1 000 000 000 et plus

49 92581

80 Nou­velle ten­eur selon le ch. I de l’O du 18 oct. 2017, en vi­gueur depuis le 1er nov. 2017 (RO 2017 5519).

81 Nou­velle ten­eur selon le ch. I de l’O du 16 avr. 2020, en vi­gueur depuis le 1er janv. 2021 (RO 2020 1461).

Art. 67c Groupes d’assujettissement  

(art. 70 LRTV)

1 Sont égale­ment con­sidérées comme des en­tre­prises au sens de l’art. 70, al. 2, LRTV les en­tre­prises qui se re­groupent unique­ment pour le paiement de la re­devance des en­tre­prises (groupes d’as­sujet­tisse­ment). Le groupe d’as­sujet­tisse­ment doit com­pren­dre au min­im­um 30 en­tre­prises.

2 L’ét­ab­lisse­ment du chif­fre d’af­faires total d’un groupe d’as­sujet­tisse­ment se fait en ad­di­tion­nant tous les chif­fres d’af­faires des membres du groupe.

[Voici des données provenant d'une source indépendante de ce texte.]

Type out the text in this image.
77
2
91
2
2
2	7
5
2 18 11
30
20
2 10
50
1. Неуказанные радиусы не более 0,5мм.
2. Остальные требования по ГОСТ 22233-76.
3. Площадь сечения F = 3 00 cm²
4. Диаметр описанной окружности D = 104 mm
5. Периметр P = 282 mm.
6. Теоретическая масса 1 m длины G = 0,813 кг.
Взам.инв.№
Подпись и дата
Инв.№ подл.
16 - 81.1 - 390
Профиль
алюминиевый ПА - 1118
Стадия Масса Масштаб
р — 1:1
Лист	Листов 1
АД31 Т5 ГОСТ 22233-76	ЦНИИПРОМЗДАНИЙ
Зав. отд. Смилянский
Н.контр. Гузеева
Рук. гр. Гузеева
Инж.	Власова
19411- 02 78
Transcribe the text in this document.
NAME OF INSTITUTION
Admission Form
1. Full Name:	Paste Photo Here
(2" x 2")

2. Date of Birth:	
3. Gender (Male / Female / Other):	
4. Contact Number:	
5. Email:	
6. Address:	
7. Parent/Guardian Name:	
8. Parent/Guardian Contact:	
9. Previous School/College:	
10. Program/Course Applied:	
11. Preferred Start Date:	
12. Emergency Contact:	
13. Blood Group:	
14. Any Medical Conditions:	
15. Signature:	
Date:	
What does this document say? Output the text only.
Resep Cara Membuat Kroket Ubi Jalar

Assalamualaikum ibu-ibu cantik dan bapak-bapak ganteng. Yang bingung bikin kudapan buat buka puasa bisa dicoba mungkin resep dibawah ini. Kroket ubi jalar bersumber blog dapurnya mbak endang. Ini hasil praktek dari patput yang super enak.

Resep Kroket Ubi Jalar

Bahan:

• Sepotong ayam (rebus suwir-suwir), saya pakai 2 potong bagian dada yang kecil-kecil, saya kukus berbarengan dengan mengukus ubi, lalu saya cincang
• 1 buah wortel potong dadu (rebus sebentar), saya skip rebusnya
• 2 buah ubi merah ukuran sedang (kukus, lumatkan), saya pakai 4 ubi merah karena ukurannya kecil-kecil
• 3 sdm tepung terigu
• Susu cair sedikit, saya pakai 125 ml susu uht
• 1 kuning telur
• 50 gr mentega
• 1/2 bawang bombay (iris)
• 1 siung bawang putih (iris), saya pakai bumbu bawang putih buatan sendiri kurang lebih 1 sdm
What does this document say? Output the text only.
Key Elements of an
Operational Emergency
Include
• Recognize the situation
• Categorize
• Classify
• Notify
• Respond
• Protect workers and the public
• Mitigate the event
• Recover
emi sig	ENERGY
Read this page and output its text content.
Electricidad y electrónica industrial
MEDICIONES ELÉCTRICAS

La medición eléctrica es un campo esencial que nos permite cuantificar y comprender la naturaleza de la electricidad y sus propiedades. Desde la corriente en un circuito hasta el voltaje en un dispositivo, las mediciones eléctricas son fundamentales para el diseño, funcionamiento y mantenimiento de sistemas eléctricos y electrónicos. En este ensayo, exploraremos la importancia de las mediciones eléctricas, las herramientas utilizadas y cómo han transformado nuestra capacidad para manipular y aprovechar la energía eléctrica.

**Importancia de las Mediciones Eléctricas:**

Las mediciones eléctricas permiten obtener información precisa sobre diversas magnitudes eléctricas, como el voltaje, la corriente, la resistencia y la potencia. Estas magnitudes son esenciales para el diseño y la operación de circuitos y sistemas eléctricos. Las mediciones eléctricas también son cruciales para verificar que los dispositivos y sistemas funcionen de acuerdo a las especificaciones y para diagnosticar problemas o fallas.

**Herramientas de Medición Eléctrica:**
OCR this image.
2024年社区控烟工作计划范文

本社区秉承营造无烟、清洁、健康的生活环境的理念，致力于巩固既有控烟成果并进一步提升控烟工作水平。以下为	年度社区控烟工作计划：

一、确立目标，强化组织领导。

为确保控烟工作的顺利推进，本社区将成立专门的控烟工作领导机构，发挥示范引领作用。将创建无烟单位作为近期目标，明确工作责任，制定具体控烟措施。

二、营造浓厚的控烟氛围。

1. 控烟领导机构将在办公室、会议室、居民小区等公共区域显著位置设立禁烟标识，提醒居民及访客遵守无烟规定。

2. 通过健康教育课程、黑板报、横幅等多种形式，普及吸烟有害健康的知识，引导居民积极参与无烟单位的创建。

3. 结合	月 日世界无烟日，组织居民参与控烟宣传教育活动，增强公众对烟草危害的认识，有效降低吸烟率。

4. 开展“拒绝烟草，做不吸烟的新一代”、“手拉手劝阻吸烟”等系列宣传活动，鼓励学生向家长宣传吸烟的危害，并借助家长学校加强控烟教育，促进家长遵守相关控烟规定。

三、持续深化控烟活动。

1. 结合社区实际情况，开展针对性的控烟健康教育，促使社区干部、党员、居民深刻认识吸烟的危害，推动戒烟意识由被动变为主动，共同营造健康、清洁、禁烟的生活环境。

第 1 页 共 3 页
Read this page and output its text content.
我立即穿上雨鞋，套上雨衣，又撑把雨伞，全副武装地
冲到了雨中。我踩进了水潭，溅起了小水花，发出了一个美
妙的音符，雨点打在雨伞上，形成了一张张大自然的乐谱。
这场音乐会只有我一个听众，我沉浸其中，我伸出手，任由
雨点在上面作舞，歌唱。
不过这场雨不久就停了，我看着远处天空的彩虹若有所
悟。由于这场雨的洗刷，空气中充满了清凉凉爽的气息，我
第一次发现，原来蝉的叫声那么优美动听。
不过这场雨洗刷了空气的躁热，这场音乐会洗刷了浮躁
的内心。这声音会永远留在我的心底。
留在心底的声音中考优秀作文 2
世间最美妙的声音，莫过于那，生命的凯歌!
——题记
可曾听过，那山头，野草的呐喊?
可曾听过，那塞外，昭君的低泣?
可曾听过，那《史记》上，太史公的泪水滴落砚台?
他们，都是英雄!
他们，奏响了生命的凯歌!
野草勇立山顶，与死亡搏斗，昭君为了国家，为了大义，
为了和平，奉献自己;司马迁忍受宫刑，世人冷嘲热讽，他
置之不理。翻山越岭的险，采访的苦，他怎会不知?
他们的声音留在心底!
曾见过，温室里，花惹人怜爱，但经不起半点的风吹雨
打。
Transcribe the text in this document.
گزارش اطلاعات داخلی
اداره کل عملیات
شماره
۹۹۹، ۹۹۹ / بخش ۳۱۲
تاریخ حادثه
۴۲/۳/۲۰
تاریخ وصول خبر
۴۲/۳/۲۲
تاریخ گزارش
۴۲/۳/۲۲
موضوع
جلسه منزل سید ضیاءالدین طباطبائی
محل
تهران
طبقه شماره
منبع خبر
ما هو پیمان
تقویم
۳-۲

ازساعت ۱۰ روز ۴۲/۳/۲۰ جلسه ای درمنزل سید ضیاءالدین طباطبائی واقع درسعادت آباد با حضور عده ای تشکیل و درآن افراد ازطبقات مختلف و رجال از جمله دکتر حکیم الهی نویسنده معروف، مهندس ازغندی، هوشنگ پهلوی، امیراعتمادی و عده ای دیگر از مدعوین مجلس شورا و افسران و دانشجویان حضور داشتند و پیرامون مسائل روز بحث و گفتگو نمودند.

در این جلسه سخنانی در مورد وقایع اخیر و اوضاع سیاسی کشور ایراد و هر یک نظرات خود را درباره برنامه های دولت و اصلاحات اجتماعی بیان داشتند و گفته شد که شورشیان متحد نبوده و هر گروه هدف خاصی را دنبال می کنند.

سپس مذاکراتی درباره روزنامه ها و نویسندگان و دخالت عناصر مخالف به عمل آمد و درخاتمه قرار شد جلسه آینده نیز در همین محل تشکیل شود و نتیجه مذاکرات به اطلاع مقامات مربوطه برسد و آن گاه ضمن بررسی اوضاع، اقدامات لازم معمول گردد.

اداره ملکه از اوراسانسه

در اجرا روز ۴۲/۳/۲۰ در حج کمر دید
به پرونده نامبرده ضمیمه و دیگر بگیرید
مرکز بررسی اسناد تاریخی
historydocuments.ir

3 Le groupe d’as­sujet­tisse­ment est sou­mis à la re­devance à la place de ses membres. La re­sponsab­il­ité sol­idaire des membres du groupe est ré­gie par les art. 15, al. 1, let. c, de la loi du 12 juin 2009 sur la TVA (LTVA)82 et 22 de l’or­don­nance du 27 novembre 2009 ré­gis­sant la taxe sur la valeur ajoutée (OTVA)83.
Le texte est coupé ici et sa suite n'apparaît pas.